Dans son premier roman graphique, l’autobiographique Stitches, Sutures pour la traduction française parue chez Delcourt en 2009, l’Américain David Small nous dévoilait une jeunesse singulière, bousculée par la découverte d’une tumeur au cou, meurtrie par l’indifférence totale de ses parents vis à vis de lui. Un album pas franchement joyeux mais qui sera très justement encensé par la critique et le public et récompensé par The National Book Award.

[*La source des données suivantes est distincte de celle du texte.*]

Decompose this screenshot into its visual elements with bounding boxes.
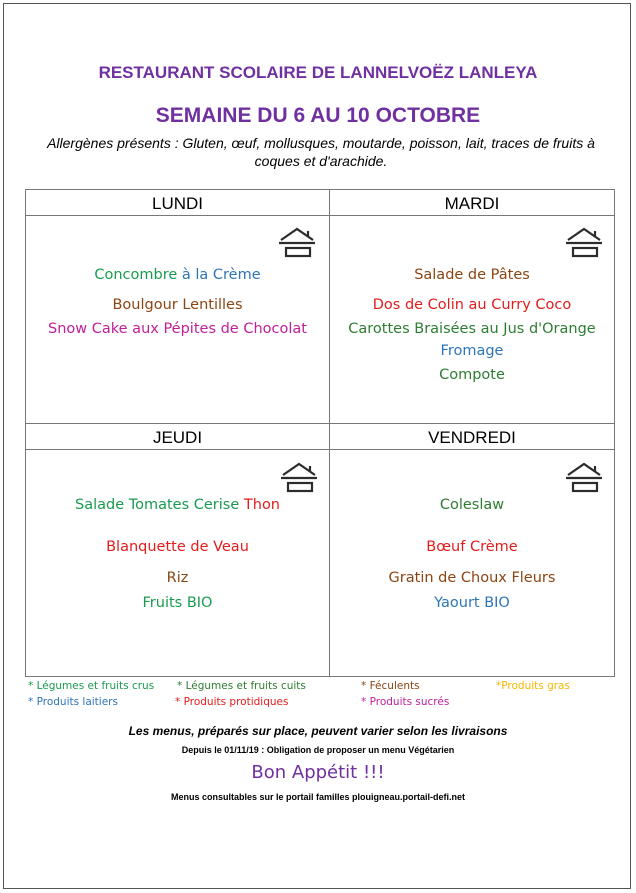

Pas plus gai, et son titre est là pour le confirmer, Dans la nuit noire est cette fois une fiction, même si certains faits sont inspirés de la vie d’un ami de l’auteur et si sa propre adolescence transparaît en filigrane tout au long de l’album. Nous sommes dans les années 50, Russel Pruitt, 13 ans, vit seul avec son père depuis que sa femme l’a quitté pour son meilleur ami. Besoin de changer d’horizon, besoin de soleil, Russel et son père partent pour la Californie comme on partirait à la recherche d’un eldorado.

Hébergés par une famille chinoise, le père cherche un boulot qu’il ne trouve pas tandis que le fils fait l’apprentissage de l’amitié mais aussi de la haine, de la violence, du harcèlement, du rejet, de l’homophobie, du racisme, dans le contexte d’une Amérique qui n’a rien d’un rêve et parfois tout d’un cauchemar, à l’image de ce psychopathe qui hante la ville et tue avec une sauvagerie extrême les chats et chiens du quartier.

David Small n’était pas un fervent lecteur de bandes dessinées avant d’entreprendre un voyage à Paris, d’y découvrir la richesse des romans graphiques et de tomber sous le charme d’artistes comme Blutch, de Crecy ou Gipi. Ce sont eux qui lui ont donné l’envie de s’exprimer avec ce médium, lui qui était connu et reconnu jusque-là pour son travail d’illustrateur pour la presse ou le livre jeunesse. Si le tournant de sa carrière intervient avec Sutures, Dans la nuit noire vient confirmer son talent de conteur et de dessinateur au trait léger et vivant.